Rasha sampai di kantor Kogens dan menerima laporan jika anak buah Adrian kembali muncul untuk mengawasi kegiatan Kogens dan Rasha bahkan mereka berhasil menyelipkan mata-mata di sekitar mansion.
“Pria itu tidak pernah puas dengan apa yang dia miliki,” kekeh Rasha. “Kita lihat saja siapa yang menang,” gumamnya.
“Sergy!” panggil Rasha.
Sergy datang menghadap Rasha dan siap menjalankan perintah.
“Mulai sekarang awasi kegiatan perdagangan yang Adrian miliki, berikan satu atau dua laporan kepada Interpol soal kegiatan Lev,” perintah Rasha dan Sergy mengangguk paham.
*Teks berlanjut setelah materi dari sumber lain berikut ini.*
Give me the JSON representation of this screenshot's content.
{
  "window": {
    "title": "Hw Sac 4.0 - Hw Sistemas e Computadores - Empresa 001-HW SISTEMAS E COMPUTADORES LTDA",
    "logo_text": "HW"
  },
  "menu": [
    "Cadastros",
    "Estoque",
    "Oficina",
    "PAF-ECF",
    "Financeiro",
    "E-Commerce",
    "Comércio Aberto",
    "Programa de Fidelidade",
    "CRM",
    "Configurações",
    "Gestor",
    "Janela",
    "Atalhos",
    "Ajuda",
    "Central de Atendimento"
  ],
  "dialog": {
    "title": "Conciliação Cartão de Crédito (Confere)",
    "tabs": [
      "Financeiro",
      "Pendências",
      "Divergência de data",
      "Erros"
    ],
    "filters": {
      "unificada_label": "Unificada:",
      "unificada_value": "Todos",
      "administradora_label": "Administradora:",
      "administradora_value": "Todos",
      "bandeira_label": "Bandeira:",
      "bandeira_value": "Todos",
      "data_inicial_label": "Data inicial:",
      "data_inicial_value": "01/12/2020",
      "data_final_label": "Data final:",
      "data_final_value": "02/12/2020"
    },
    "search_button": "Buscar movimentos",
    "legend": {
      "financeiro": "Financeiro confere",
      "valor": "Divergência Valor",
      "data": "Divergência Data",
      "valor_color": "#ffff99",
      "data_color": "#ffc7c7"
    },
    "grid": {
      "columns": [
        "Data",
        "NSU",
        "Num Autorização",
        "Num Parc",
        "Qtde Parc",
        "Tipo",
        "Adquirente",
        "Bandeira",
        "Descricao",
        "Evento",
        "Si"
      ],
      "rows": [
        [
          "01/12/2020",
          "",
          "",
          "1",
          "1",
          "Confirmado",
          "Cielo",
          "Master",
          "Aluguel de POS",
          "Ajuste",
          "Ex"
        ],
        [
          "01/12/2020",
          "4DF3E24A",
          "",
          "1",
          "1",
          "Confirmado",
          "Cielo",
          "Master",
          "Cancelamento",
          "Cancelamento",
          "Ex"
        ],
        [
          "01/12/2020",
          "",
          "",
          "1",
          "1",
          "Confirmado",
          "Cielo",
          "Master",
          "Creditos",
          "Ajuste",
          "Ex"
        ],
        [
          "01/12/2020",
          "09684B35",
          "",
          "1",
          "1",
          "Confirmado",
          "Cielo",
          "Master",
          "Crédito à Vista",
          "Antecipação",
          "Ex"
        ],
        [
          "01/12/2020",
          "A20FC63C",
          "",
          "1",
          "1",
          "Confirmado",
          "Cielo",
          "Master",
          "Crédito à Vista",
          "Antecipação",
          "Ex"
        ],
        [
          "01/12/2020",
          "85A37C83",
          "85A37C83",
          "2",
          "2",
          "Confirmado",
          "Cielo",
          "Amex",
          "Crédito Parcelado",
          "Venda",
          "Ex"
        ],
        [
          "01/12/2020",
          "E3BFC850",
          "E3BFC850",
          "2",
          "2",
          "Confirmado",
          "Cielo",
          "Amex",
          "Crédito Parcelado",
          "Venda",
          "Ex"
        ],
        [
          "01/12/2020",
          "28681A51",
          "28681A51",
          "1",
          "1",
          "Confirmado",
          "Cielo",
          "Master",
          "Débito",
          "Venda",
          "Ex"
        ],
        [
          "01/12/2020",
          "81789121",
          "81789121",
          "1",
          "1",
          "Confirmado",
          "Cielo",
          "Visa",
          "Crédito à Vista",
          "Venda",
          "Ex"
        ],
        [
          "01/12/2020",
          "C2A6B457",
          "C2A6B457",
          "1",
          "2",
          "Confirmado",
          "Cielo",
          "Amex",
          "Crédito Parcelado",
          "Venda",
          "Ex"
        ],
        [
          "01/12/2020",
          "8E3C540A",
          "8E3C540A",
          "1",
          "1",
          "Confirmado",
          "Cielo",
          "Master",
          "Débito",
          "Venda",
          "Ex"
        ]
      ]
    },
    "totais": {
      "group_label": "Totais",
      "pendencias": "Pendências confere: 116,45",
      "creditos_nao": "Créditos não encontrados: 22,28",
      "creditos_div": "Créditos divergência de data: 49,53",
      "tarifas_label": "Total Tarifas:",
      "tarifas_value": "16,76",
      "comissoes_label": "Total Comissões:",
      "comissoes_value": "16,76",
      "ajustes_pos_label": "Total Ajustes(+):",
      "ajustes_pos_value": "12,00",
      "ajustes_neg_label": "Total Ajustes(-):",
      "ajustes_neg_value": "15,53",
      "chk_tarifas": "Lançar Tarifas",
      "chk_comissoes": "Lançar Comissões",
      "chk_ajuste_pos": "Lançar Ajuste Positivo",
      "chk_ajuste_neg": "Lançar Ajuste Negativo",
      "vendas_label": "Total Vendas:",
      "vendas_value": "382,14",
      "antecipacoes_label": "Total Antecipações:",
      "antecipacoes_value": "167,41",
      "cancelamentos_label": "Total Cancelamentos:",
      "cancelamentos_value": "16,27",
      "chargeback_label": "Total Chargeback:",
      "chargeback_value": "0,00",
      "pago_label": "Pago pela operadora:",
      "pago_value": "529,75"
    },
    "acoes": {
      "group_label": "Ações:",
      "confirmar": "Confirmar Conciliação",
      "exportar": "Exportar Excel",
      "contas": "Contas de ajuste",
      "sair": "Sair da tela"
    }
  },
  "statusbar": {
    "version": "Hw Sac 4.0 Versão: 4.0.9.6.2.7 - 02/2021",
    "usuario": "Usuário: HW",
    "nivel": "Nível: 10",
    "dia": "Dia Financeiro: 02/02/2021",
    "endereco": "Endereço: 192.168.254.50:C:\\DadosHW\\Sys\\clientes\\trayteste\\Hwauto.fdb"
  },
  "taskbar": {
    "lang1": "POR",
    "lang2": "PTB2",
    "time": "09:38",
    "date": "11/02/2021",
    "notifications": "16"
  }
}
“Mari kita lihat brother, aku atau kau yang akan memenangkan perang ini,” kekeh Rasha puas.
***
Abi tak merasakan perubahan yang berarti selama dua minggu menunggu hasil inseminasi. Dia makan dengan baik dan istirahat cukup, kali ini dia memutuskn untuk berdamai dengan dirinya dan tidak menyiksa tubuhnya terlalu kejam.
Namun, sikapnya masih sama kepada Rasha dan itu tak bisa mengubahnya dalam sekejap. Dua minggu ini hanya sesekali melihat Rasha di mansion, jadi dia lebih banyak mengisi waktu dengan membaca di perpustakaan milik Rasha.
Satu hal yang tidak disangka oleh Abi, Rasha memiliki koleksi buku yang lengkap meskipun dia tampak tidak suka belajar dan cuek tapi harus dia akui koleksi bukunya tidak buruk bahkan masuk kategori bagus dan berselera tinggi.
“Dimana Abi?” tanya Rasha begitu dia melihat Maria menyambutnya di selasar mansion.
“Dari sore tadi Nona Abi ada di perpustakaan Tuan,” jawab Maria sopan.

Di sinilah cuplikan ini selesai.